And once again...
The EU causes more collateral damage than they probably anticipated. I'm actually hoping that this trend continues: be GDRP compliant and just lock out EU users, simple as that. Then you can continue with your business, no questions asked.
This reminds me of that brilliant cookie law which the EU just had to push through. And as a result nothing has changed. The only change is that they'll now nicely ask you up front: "Do you accept this cookie?", and if the answer is no you're blocked from the site. SO... no matter what kind of cookie: if you want to use the site you'll have to click yes. And continue clicking yes again and again and again and again for every website. Another one of those awesome EU ideas!
Now, don't get me wrong here. The motivation behind GDRP is a good one, securing user data. But I also think that, as usual within politics, they're not thinking things through.
I mean... if you ask a webmaster to remove your data and they say "Ok, done", without actually doing anything. Then what? Would you be the wiser? I doubt it. And even if you can proof this, then what? Call the cops?
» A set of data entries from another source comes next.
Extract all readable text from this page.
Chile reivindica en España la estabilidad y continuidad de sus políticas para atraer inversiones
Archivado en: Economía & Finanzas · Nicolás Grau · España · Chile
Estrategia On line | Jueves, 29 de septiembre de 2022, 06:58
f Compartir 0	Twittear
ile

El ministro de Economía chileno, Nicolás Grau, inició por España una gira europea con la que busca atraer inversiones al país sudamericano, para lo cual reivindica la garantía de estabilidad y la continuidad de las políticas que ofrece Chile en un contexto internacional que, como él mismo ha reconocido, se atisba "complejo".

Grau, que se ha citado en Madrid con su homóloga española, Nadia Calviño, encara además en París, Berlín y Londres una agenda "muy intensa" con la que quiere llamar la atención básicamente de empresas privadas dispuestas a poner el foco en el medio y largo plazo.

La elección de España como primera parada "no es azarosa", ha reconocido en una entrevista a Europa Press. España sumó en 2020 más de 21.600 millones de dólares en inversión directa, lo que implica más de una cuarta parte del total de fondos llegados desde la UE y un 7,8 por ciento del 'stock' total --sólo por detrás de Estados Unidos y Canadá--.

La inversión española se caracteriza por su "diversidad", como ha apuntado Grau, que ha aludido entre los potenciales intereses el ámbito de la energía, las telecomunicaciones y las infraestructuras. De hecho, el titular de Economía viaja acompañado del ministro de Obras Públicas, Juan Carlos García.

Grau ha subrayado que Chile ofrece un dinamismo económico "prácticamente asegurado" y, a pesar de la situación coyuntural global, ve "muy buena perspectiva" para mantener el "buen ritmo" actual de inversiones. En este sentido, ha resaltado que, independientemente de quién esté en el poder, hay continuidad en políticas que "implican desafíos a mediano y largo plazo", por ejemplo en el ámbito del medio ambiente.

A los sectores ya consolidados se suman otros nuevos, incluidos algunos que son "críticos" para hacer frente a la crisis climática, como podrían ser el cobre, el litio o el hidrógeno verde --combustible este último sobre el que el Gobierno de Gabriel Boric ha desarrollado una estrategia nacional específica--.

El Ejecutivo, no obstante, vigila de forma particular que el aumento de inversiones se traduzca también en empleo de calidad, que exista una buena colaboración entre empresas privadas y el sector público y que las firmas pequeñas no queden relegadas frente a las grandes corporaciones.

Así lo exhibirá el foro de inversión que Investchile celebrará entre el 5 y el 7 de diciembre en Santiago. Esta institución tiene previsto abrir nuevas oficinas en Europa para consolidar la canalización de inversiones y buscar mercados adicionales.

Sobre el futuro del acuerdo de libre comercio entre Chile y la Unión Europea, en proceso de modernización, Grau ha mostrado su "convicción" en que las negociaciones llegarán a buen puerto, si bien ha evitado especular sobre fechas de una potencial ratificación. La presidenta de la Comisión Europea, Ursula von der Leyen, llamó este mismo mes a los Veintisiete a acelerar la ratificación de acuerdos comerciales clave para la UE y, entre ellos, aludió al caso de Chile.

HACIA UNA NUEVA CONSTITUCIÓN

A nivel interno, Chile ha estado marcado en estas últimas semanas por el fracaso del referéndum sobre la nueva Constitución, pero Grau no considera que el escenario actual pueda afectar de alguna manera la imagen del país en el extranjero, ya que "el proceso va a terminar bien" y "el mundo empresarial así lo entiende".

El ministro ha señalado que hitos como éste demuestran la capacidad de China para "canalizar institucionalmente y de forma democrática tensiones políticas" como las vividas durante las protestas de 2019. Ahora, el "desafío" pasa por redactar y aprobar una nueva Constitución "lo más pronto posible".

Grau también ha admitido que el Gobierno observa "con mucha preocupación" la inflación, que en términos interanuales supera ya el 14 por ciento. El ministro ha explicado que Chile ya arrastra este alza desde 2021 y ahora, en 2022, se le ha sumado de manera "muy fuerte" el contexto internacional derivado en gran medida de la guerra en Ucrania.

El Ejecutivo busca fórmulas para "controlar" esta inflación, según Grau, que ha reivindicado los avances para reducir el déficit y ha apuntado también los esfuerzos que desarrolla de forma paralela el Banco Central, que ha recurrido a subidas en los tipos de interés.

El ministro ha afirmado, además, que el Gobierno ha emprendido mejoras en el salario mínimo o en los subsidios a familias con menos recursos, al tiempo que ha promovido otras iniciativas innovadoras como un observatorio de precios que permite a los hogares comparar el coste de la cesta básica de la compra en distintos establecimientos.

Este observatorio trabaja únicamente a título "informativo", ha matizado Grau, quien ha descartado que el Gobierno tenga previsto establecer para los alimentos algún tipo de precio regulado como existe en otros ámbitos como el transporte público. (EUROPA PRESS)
If you're dealing with a US company and then call the cops on them for an EU law infraction then I'm not too sure that they'll bother to help you. Why should they?
In the end this will be one of those brilliant ideas which will cause more harm than profit. Like the DCMA takedown requests: that also began as a good idea until people started abusing it left and right because... the consequences for false reports are practically zip as far as I know.
I fear that this won't be any different. As such: just block the EU and be done with it, easy :)
(for the record: I am from Europe myself, but not quite a fan of this GDRP intrusion).
We're forced to delete user data. Ok, got it.
But what about the data retention law, from that very same EU? Never heard of that? Easy: it basically forces companies to store and archive communications passing through their servers (such as e-mails) for up to 3 years. Wouldn't you say that this somehow contradicts with the GDRP? I mean, can it get any more personal than e-mails or forum messages?
And just so we're clear: the intent of the data retention law is that communications must be stored in such a way that the information can be used to fully trace the users origin. Which is exactly the opposite of GDRP which demands that data needs to be anonymized.
So what is it? You can't have it both ways, yet that's exactly what they're trying to do.